Eat the Night : la fin d’un monde

Les années ont passé depuis la sortie de Jessica Forever, curiosité cinématographique issue de l’esprit sensible des français Caroline Poggi et Jonathan Vinel. Une belle oeuvre à fleur de peau, naïve… et perfectible. Un cinéma hétérogène, fluide, étrange, à la croisée des chemins. Projeté dans le cadre de la Quinzaine des Cinéastes, Eat the Night, le second long métrage du duo, propose une nouvelle hybridation des genres et des formes, entre le machinima (un film réalisé à partir du moteur graphique d’un jeu vidéo), le thriller et la tragédie. Une déambulation certes ambitieuse, mais fortement limitée par une écriture fragile.

Alors qu’Apolline est plongée dans le jeu vidéo en ligne Darkmoon, un surprenant message apparaît au beau milieu de l’écran : les serveurs du jeu vont prochainement fermer, définitivement.

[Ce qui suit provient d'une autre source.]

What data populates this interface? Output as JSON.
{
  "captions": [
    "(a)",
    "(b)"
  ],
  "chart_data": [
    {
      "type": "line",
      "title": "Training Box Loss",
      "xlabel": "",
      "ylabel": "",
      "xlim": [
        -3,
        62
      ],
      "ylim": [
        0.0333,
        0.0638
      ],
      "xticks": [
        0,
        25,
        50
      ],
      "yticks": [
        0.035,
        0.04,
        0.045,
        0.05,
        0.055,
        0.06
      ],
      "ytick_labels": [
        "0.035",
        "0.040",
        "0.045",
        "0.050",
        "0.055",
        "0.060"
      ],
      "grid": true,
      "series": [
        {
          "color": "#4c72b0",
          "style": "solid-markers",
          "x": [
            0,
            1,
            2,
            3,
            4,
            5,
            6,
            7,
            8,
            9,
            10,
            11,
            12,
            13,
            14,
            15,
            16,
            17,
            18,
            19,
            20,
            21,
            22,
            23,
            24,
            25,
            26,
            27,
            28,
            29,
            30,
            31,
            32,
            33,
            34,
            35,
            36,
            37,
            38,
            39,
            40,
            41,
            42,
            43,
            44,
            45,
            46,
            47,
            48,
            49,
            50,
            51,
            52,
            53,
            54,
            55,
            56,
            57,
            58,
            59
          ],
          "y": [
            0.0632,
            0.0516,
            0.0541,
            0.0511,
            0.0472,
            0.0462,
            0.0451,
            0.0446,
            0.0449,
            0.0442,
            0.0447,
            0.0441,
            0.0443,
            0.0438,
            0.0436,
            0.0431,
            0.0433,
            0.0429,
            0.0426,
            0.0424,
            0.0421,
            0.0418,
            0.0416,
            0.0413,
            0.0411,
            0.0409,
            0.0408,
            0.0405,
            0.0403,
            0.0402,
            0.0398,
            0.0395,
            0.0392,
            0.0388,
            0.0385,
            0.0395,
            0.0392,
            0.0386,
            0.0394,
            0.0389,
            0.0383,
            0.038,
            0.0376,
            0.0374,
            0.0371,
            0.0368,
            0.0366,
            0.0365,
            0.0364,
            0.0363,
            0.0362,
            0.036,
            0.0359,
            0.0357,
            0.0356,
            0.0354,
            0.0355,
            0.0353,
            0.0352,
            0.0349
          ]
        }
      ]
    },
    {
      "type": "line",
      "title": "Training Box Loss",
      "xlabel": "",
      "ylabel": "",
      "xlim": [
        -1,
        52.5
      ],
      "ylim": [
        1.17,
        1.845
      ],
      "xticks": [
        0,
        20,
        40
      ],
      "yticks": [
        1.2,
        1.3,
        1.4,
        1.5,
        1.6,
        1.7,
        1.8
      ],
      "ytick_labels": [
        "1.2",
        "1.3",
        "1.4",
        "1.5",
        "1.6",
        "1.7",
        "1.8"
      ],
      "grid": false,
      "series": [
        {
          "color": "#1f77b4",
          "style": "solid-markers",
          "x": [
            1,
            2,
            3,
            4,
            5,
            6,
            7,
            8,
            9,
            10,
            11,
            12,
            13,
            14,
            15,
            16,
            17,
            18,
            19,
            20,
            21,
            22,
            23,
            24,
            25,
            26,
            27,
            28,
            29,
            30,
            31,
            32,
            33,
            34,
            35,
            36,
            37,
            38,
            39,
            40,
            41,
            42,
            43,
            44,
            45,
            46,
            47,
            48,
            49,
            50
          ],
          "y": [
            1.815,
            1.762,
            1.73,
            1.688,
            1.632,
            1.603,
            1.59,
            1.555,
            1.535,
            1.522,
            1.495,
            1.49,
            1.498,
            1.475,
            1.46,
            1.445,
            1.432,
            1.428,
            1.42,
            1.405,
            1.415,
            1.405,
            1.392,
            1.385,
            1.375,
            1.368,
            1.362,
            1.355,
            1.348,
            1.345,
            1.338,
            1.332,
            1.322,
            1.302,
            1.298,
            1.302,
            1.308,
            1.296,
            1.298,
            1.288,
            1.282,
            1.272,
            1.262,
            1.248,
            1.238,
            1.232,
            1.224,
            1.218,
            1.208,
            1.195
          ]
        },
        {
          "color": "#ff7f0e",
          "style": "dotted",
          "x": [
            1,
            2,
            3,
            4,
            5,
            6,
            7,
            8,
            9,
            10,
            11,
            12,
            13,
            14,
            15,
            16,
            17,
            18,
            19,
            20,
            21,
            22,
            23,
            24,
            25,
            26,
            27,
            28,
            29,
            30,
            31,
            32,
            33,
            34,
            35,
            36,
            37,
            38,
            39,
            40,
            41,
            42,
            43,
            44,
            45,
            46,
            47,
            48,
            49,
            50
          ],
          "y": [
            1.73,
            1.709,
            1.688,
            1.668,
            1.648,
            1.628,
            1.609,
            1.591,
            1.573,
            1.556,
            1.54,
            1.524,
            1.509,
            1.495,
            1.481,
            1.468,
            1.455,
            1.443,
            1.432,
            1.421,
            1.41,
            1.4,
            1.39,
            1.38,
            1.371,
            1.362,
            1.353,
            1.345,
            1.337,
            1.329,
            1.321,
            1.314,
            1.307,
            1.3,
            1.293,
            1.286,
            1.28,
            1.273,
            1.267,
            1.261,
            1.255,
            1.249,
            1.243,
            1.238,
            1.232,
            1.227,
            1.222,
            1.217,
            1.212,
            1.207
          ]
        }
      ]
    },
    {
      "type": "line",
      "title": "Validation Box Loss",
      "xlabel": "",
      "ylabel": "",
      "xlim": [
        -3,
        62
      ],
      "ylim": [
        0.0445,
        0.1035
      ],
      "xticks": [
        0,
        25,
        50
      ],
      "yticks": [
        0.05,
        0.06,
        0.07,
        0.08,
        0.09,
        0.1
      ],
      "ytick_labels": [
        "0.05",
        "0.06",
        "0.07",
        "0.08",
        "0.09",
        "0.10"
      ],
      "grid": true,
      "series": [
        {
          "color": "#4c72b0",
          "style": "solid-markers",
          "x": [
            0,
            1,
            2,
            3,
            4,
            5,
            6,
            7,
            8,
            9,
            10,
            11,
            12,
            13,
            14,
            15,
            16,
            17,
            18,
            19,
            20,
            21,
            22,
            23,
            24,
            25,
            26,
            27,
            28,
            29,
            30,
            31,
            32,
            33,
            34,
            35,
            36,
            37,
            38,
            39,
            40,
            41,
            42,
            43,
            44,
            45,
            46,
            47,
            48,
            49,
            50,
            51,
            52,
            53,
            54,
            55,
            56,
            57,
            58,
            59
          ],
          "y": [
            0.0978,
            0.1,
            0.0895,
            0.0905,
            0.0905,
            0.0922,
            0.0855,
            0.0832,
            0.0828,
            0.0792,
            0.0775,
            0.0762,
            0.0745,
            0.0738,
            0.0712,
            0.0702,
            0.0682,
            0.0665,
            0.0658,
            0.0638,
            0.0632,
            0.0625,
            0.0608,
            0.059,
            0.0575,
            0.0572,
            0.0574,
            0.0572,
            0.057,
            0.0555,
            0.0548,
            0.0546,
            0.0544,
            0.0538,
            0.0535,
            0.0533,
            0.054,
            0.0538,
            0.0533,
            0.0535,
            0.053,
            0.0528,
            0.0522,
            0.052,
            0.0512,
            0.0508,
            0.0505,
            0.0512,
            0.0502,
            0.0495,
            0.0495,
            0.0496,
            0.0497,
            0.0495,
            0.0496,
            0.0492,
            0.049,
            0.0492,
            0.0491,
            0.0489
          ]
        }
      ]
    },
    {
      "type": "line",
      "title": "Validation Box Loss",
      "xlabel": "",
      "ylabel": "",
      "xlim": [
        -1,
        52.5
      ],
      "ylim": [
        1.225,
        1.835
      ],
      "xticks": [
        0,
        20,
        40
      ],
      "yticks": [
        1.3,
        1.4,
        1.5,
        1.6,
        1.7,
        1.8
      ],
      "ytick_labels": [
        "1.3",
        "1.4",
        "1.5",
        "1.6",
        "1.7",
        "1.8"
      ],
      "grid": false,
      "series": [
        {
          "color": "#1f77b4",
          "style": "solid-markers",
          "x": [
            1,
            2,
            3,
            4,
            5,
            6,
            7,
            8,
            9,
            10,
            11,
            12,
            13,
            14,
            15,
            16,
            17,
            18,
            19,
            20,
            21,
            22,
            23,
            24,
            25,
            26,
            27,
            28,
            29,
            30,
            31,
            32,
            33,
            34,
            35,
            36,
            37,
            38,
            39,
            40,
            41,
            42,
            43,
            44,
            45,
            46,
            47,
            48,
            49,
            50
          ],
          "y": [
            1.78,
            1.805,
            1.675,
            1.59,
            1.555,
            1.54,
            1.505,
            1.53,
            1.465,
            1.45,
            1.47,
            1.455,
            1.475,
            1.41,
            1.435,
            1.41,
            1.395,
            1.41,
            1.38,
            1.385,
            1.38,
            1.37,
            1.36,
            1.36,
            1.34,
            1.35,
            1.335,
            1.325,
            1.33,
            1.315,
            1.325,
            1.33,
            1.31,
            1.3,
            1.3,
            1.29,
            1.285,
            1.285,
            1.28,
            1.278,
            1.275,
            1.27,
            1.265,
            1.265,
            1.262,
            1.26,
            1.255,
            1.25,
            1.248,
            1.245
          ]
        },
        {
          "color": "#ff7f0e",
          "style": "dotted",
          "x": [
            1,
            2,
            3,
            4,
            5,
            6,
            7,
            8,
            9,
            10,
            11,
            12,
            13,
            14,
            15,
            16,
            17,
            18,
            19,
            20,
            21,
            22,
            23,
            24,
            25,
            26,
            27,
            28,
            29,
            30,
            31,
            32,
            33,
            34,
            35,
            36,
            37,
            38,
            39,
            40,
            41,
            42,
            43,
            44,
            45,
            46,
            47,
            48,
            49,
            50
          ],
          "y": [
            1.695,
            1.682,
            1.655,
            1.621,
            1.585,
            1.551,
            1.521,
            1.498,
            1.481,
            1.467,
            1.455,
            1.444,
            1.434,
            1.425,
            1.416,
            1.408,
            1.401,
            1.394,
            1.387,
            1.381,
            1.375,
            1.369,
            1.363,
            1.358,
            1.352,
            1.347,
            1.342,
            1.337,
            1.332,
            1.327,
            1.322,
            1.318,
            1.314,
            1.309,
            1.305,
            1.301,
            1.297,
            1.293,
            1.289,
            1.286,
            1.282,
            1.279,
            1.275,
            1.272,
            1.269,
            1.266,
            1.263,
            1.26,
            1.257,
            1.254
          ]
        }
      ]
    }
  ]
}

Pour l’adolescente, cette annonce est un véritable drame, Darkmoon n’est pas qu’un simple divertissement, c’est une partie de sa vie : depuis près de dix ans, elle explore l’univers du jeu avec son grand frère Pablo, un petit dealer. Quelle vie après Darkmoon ? Pour ne rien arranger, depuis que son frère a rencontré un certain Night, il se connecte de moins en moins au jeu. L’heure de l’apocalypse approche.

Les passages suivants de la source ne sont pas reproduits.